CARRIE FEIBEL, BYLINE: At the Martin Luther King Jr. Health Center on the south side of Houston patients can fill a prescription, see a podiatrist and get new eyeglasses. They can even buy fresh fruits and vegetables at a farmer's market. But what they can't always get is a doctor's appointment. Monica Smith sees her doctor for diabetes and high blood pressure.
MONICA SMITH: Sometimes you have to wait a long time to get an appointment with him because he has so many patients, and that's just how it is.
FEIBEL: Surveys have repeatedly shown that a third of adults in Harris County have no health insurance. For most of them, the hospital district is the medical safety net. Carolyn Bell is the center's director.
CAROLYN BELL: They're over-booked, over-capacity, over-worked. So, what we do, we screen and we treat the most acute.
FEIBEL: The district includes three hospitals, 44 clinics, and a dialysis center. But every day more than 300 people who call the district are unable get an appointment with a primary care doctor. This is the first time the hospital district has been able to quantify the extent of the problem.
Dr. Robert Trenschel is in charge of the clinics. He got the data from culling the system's electronic medical records.

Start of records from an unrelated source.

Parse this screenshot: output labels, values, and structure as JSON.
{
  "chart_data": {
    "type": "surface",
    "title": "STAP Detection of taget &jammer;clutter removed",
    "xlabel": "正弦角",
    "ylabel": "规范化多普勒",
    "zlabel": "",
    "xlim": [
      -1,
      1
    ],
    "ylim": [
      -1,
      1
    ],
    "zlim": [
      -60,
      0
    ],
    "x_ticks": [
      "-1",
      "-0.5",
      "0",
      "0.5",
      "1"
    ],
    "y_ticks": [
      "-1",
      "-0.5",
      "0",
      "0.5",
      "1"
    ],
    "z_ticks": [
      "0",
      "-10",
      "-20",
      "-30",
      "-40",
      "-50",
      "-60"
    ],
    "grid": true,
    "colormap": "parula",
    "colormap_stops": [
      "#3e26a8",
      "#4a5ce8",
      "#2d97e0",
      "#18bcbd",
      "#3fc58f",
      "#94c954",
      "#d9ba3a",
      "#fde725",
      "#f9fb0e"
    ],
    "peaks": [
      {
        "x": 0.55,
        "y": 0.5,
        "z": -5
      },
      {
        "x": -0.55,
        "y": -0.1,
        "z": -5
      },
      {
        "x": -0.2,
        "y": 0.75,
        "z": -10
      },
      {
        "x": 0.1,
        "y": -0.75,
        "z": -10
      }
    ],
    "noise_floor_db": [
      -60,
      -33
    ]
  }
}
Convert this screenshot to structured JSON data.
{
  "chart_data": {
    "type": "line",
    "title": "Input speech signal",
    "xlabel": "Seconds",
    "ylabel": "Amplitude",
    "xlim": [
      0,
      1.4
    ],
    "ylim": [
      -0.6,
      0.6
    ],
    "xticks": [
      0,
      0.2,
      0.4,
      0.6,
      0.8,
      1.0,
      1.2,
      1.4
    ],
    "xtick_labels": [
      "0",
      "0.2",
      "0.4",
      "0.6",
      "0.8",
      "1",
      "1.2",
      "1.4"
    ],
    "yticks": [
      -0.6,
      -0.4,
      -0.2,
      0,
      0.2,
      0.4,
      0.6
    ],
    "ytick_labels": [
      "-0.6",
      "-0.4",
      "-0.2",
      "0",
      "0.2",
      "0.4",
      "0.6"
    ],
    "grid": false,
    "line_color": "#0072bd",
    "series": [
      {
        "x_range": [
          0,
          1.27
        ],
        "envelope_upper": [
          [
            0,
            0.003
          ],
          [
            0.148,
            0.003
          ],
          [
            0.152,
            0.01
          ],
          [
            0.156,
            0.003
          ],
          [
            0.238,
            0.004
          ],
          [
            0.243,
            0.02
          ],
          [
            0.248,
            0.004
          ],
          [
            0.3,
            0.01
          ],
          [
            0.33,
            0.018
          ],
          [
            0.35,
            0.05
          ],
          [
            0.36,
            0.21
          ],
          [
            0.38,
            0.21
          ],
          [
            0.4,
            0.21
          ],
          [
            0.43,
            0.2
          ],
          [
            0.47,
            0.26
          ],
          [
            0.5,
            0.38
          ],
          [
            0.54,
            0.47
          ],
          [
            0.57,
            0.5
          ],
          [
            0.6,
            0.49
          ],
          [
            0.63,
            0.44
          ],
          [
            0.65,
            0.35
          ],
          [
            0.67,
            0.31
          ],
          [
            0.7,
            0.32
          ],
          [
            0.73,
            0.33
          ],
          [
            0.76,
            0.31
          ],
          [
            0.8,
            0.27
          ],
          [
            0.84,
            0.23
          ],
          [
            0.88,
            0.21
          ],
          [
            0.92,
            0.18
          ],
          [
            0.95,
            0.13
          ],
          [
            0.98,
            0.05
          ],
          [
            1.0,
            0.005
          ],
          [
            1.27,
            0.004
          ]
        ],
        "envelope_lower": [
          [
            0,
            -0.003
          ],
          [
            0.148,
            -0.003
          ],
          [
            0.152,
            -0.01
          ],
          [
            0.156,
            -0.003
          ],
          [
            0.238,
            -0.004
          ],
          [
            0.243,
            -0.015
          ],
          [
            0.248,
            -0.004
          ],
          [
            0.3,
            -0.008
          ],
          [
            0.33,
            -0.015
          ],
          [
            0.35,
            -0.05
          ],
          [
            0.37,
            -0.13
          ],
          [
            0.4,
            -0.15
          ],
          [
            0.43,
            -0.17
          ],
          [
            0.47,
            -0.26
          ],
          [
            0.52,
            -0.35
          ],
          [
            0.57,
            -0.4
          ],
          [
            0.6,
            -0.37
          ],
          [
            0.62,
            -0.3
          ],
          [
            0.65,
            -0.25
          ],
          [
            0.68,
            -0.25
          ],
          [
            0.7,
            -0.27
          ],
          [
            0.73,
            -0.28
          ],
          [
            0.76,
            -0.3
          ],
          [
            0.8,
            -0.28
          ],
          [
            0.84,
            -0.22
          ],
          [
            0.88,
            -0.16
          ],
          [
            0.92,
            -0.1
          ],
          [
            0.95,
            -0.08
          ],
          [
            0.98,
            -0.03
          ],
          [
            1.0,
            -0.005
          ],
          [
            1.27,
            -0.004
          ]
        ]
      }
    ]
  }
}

He found that most doctors have a heavier patient load than medical groups recommend. And that's not counting what happens in 2014, when the Affordable Care Act, the new health care law, goes fully into effect.
DR. ROBERT TRENSCHEL: This is just where we are right now. As new patients get insurance, as new patients are able to access the system, there's this concept called pent-up demand so when patients finally get insurance, then the demands on the system really become exponential.
FEIBEL: For NPR News, I'm Carrie Feibel in Houston.